Deeg: Mir selbst hilft es am meisten, wenn ich nicht krampfhaft von einem Thema ausgehen muss, sondern mich auf das Bibelwort einlassen kann, das für den jeweiligen Sonntag oder Feiertag vorgesehen ist, selbst wenn es mir manchmal widerständig und merkwürdig erscheint. Ich versuche dann, das Wort – möglichst eine Woche vorher - auswendig zu lernen, und spaziere sozusagen mit dem Wort im Herzen durch die Welt. Ich merke dann eigentlich immer in Gesprächen mit Menschen, beim Entdecken von Werbetafeln, beim Lesen der Zeitung, im Kino oder anderswo, dass es Resonanzen gibt zwischen dem biblischen Wort und dem, was in der Welt los ist. Im Laufe der Woche sammle ich dann schon viele Ideen, so dass ich am Ende oft eher das Problem habe, etwas auszulassen, und eigentlich nie vor einem leeren Blatt Papier sitze.

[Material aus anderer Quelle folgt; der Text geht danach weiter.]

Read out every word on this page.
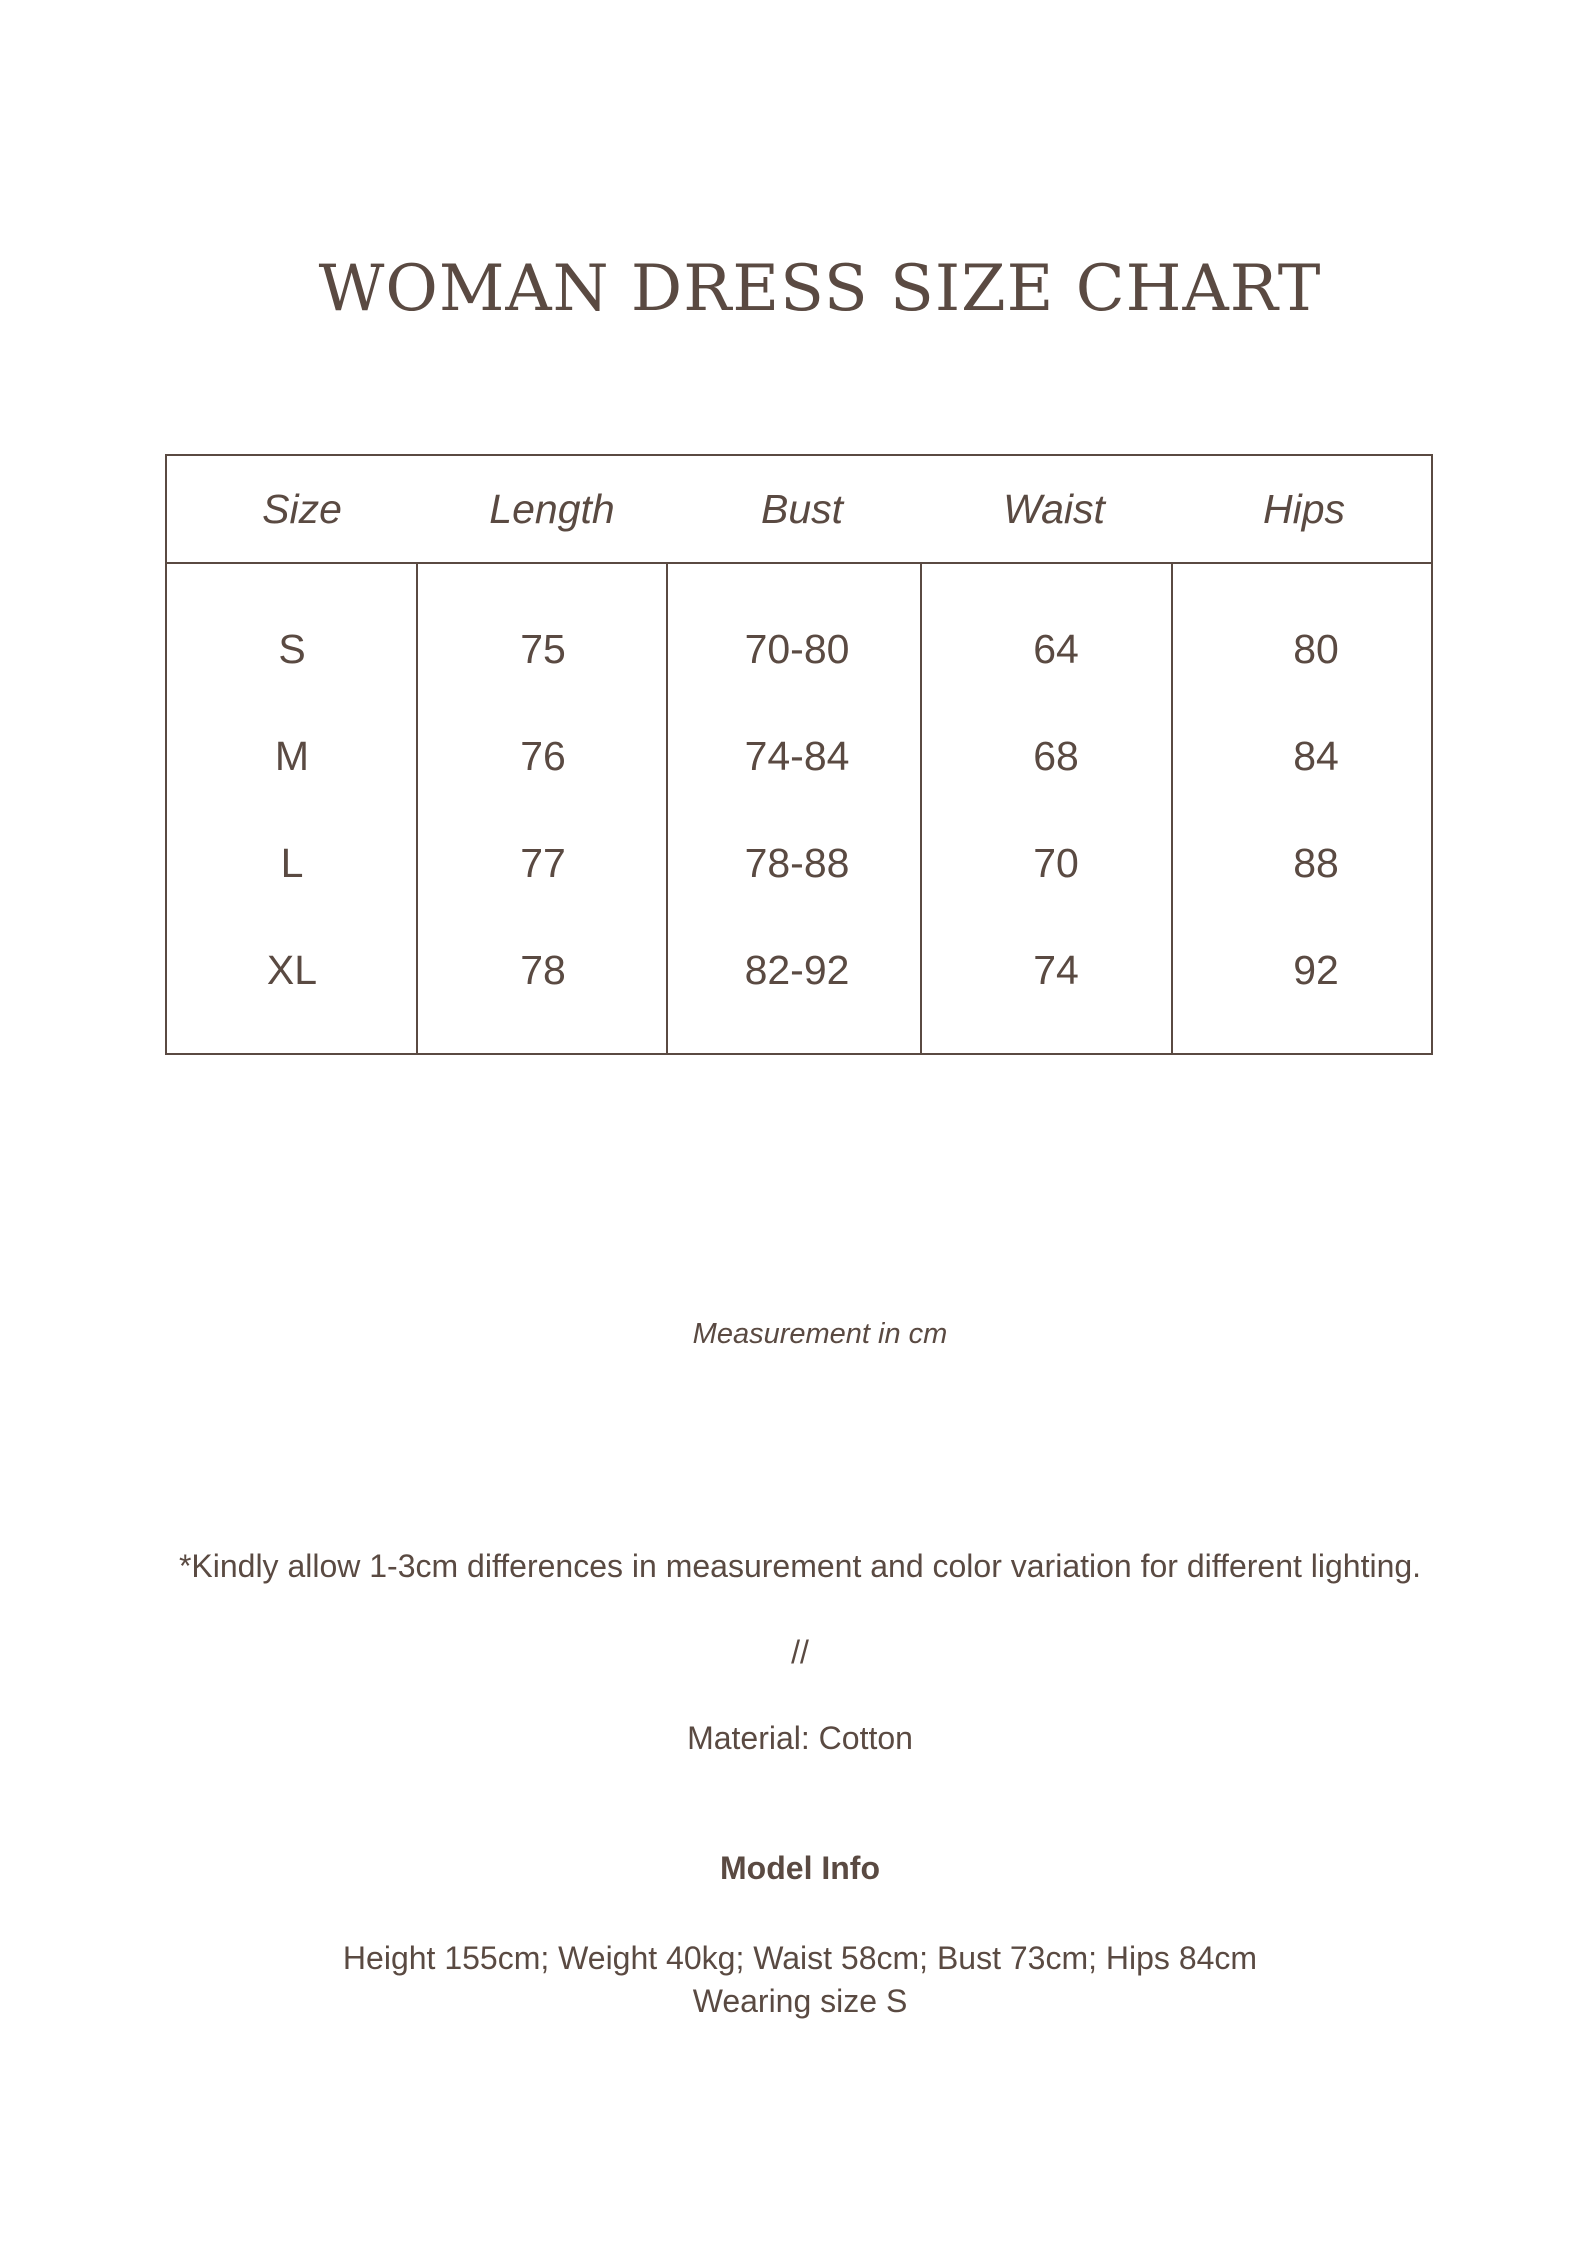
WOMAN DRESS SIZE CHART
Size	Length	Bust	Waist	Hips
S	75	70-80	64	80
M	76	74-84	68	84
L	77	78-88	70	88
XL	78	82-92	74	92

Measurement in cm

*Kindly allow 1-3cm differences in measurement and color variation for different lighting.

//

Material: Cotton

Model Info

Height 155cm; Weight 40kg; Waist 58cm; Bust 73cm; Hips 84cm

Wearing size S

Das Zentrum für Predigtkultur soll die Kultur der evangelischen Predigt als zentrales Element protestantischer Glaubens- und Gottesdiensttradition fördern. Zum Angebot des Zentrums gehören Studienzeiten für Prediger, Lehrgänge zur praktischen Vermittlung von Rhetorik und Literatur sowie Auszeichnungen besonders gelungener Predigten. Standort ist Wittenberg. Geleitet wird das Zentrum von dem bayerischen Pfarrer Dr. Alexander Deeg. Nach Studium der Evangelischen Theologie und Judaistik in Erlangen und Jerusalem arbeitete Deeg (geb.1972) zunächst als Vikar der Evangelisch-Lutherischen Kirche in Bayern, dann von 2001 bis 2009 als wissenschaftlicher Mitarbeiter in der Praktischen Theologie an der Universität Erlangen-Nürnberg. 2005 wurde er zum Dr. theol. promoviert, in seiner Dissertation hat er sich mit der Homiletischen Textlektüre im Dialog mit dem Judentum auseinandergesetzt.

Henrik Schmitz ist Redakteur bei evangelisch.de und betreut die Ressorts Medien und Kultur.